Los Orang Batin Sembilan (Orang Rimba o Anak Dalam) tienen su hogar ahí. Su sistema tradicional, llamado «adat» (lo que es correcto y lo que no) les recuerda que garantizar la salud, la armonía y equilibrio de los bosques es garantizar la fortuna del grupo, de la aldea. Y es que los bosques se conocen como las «raíces» o el «tronco» del mundo (pangkol bumi halom). De hecho, el reino de los bosques (halom rimba) sigue el sistema «adat» más antiguo e importante, el de los dioses mayores, y difiere totalmente del «adat» del reino exterior de la aldea (me’uba adat), que sigue el de los antepasados y el Islam. Pero cuando alguien goza de buena salud, se dice que está «floreciendo» (bungohon) y si está enfermo, está «marchito» (layu) porque se ha «calentado» y el «huluy» o espíritu ha huido del cuerpo, liberando el aliento o fuerza vital (nyawoh, nafai). También son «calientes» e insalubres los claros o lugares abiertos en la tierra, como los causados por la deforestación, mientras que los bosques maduros (rimba godong) se denominan como «florecidos» (rimba bungahon), saludables, y son buenos lugares para vivir, dar a luz, abrir un jardín o realizar actividades rituales.

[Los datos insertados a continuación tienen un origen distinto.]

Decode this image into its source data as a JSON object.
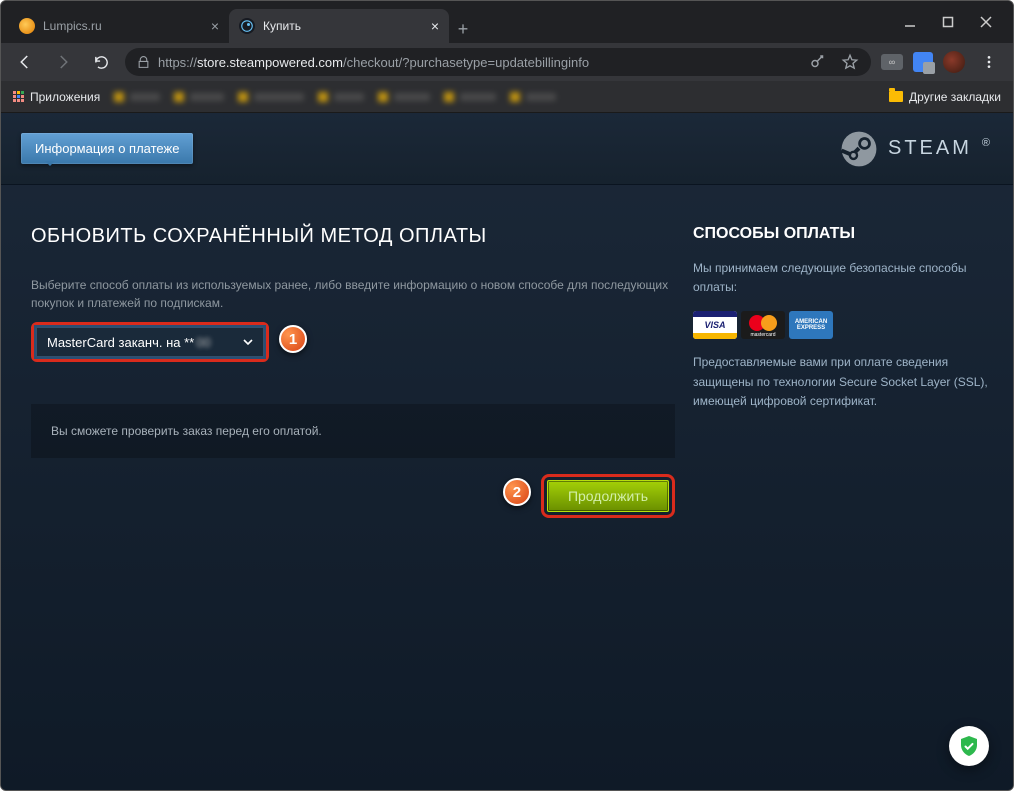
{
  "window": {
    "tabs": [
      {
        "label": "Lumpics.ru",
        "active": false
      },
      {
        "label": "Купить",
        "active": true
      }
    ]
  },
  "toolbar": {
    "url_scheme": "https://",
    "url_host": "store.steampowered.com",
    "url_path": "/checkout/?purchasetype=updatebillinginfo"
  },
  "bookmarks": {
    "apps_label": "Приложения",
    "other_label": "Другие закладки"
  },
  "breadcrumb": {
    "step1": "Информация о платеже"
  },
  "logo_text": "STEAM",
  "page": {
    "title": "ОБНОВИТЬ СОХРАНЁННЫЙ МЕТОД ОПЛАТЫ",
    "hint": "Выберите способ оплаты из используемых ранее, либо введите информацию о новом способе для последующих покупок и платежей по подпискам.",
    "select_value": "MasterCard заканч. на **",
    "review_note": "Вы сможете проверить заказ перед его оплатой.",
    "continue_label": "Продолжить",
    "callout1": "1",
    "callout2": "2"
  },
  "sidebar": {
    "title": "СПОСОБЫ ОПЛАТЫ",
    "accept_text": "Мы принимаем следующие безопасные способы оплаты:",
    "cards": {
      "visa": "VISA",
      "mc": "mastercard",
      "amex": "AMERICAN EXPRESS"
    },
    "ssl_text": "Предоставляемые вами при оплате сведения защищены по технологии Secure Socket Layer (SSL), имеющей цифровой сертификат."
  }
}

Hace tiempo ya sabían que debajo de los bosques, la tierra (tanoh) se mantiene unida por una red simbiótica de raíces de los árboles y plantas del bosque, que también se cree que son sensibles al «calor». Aseguran, y bien lo saben, que cuando los bosques se talan a gran escala, las lluvias pueden hacer que la tierra se rompa, causando inundaciones.
 
La antropóloga y educadora Butet Manurung (o Saur Marlina Manurung), autora de «La escuela de la jungla», fue profesora en Jambi. Y ella cuenta que «en el pasado, los forasteros a menudo ridiculizaban a las comunidades indígenas hasta el punto de la vergüenza y las lágrimas.(…) Ahora, si se ríen de ellos porque son ateos, responderán diciendo: “¿Qué es la religión? También creemos que hay otras energías, además de las de los humanos. El hecho de que no haya un nombre para esa religión no significa que no exista, porque no es una religión reconocida por el gobierno”.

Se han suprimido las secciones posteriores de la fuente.